Pendant des décennies, les Arméniens ont demandé à ce que la démarcation de ces frontières soit modifiée. Plus de 100 000 protestéexigeant la reconnaissance de l’Artsakh comme Arménie. On leur a refusé tout changement par crainte d’inciter d’autres pays de l’Union soviétique à exiger des ajustements de frontières. Lorsque l’URSS s’est effondrée en 1991, la guerre a éclaté en Artsakh entre la population ethnique majoritairement arménienne et l’Azerbaïdjan. La guerre a duré des années, tuant plus de 30 000 personnes des deux côtés, jusqu’à ce que l’Arménie finisse par gagner. Pourtant, les frontières n’ont toujours pas changé sur le papier. Bien qu’il soit habité et contrôlé par des Arméniens, et exploité comme une extension officieuse de l’Arménie, l’Artsakh est resté « internationalement reconnu comme l’Azerbaïdjan ».
Depuis sa défaite militaire dans les années 90, l’Azerbaïdjan a employé une campagne d’effacement culturel parrainée par l’État Cela ressemble à la tactique de la Turquie. Dans la littérature azerbaïdjanaise, les références positives à l’Arménie ou aux Arméniens ont été supprimées. C’est comme si nous ne pouvions pas exister en Azerbaïdjan, même pas en tant que personnages de fiction.
Et maintenant, nous ne pouvons plus exister en Artsakh. En septembre, un le décret a été signé déclarant que la région se dissoudrait et cesserait d’exister à partir du 1er janvier 2024. Aujourd’hui, le territoire arménien de l’Artsakh n’existe plus sur le papier.
Avec l’Artsakh en sa possession, l’Azerbaïdjan s’est rapproché d’atteindre des objectifs communs avec la Turquie. Si vous regardez une carte, vous verrez que la seule chose qui se dresse entre l’Azerbaïdjan et la Turquie, sur le papier et sur terre, c’est l’Arménie et donc les Arméniens. Les responsables de ces pays ont décrit les Turcs et les Azerbaïdjanais comme «une nation, deux États,” ce qui explique leur intention de longue date de relier leurs frontières non contiguës par construire un corridor de transport à travers l’ArménieCela violerait clairement la souveraineté territoriale de l’Arménie ; cependant, en raison de la négligence des médias dans leurs reportages et l’échec de la communauté internationale à condamner la violence de l’Azerbaïdjan, ces alliés ont été encouragés à ne pas tenir compte de l’intégrité du peuple et de la nation arméniens.

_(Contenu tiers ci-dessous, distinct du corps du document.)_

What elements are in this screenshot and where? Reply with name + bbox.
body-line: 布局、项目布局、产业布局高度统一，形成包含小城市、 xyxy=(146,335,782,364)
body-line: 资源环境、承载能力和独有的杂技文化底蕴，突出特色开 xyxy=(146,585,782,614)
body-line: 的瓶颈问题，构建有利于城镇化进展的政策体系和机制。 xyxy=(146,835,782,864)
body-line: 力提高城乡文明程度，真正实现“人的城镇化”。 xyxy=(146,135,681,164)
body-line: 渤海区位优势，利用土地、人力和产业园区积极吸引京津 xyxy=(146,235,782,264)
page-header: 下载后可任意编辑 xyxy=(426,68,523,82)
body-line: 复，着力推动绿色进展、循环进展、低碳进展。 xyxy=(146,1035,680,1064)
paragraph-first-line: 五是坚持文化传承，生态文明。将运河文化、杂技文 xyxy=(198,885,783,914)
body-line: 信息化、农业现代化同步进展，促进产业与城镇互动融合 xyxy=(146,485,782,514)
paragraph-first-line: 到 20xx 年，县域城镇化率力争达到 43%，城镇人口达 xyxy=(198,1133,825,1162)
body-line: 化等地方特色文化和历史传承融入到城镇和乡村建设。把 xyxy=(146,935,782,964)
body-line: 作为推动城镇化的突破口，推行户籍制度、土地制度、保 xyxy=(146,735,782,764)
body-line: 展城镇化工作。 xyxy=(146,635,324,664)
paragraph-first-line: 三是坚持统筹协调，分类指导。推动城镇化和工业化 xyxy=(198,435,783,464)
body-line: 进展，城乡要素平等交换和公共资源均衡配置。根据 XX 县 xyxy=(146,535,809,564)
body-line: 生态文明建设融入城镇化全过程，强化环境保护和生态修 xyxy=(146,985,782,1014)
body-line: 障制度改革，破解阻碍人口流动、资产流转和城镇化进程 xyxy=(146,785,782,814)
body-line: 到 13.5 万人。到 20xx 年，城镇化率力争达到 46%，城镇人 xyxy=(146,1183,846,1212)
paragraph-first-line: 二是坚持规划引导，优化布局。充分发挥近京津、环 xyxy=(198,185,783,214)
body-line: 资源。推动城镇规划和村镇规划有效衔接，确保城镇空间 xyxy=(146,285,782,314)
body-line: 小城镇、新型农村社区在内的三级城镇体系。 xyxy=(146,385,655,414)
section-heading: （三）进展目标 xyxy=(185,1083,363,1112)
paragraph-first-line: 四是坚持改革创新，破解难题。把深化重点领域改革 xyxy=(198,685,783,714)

Mais il y a quelque chose de plus concret que le papier. Les Arméniens ont vécu et sont morts sur cette terre pendant des millénaires. Les rochers et les pierres des églises et des monastères arméniens millénaires sont gravés d’inscriptions arméniennes. Les pierres tombales des cimetières centenaires sont gravées de noms arméniens. Pourquoi ces faits gravés ne sont-ils pas présentés à côté de ce que nous raconte une source aussi fine, transparente et fragile que le papier ?
Parce que nous n’avons pas réussi à poser cette question, cette preuve – l’héritage culturel des Arméniens – est activement détruit par l’Azerbaïdjan, tout comme notre présence est effacée de ses livres.
Et nous sommes tous responsables. On ne nous apprend pas à poser des questions. Nous ne comprenons pas ses limites. Si nous ne voulons pas que notre ignorance soit utilisée comme arme par ceux qui sont au pouvoir, nous devons savoir à qui servent les intérêts de ces questions. Il est de notre responsabilité de poser des questions pour obtenir une histoire plus longue et plus profonde qui doit être racontée.
Taleen Mardirossian travaille sur un recueil d’essais qui documentent la violence de l’effacement commise contre ses ancêtres. Elle enseigne l’écriture à l’Université Harvard.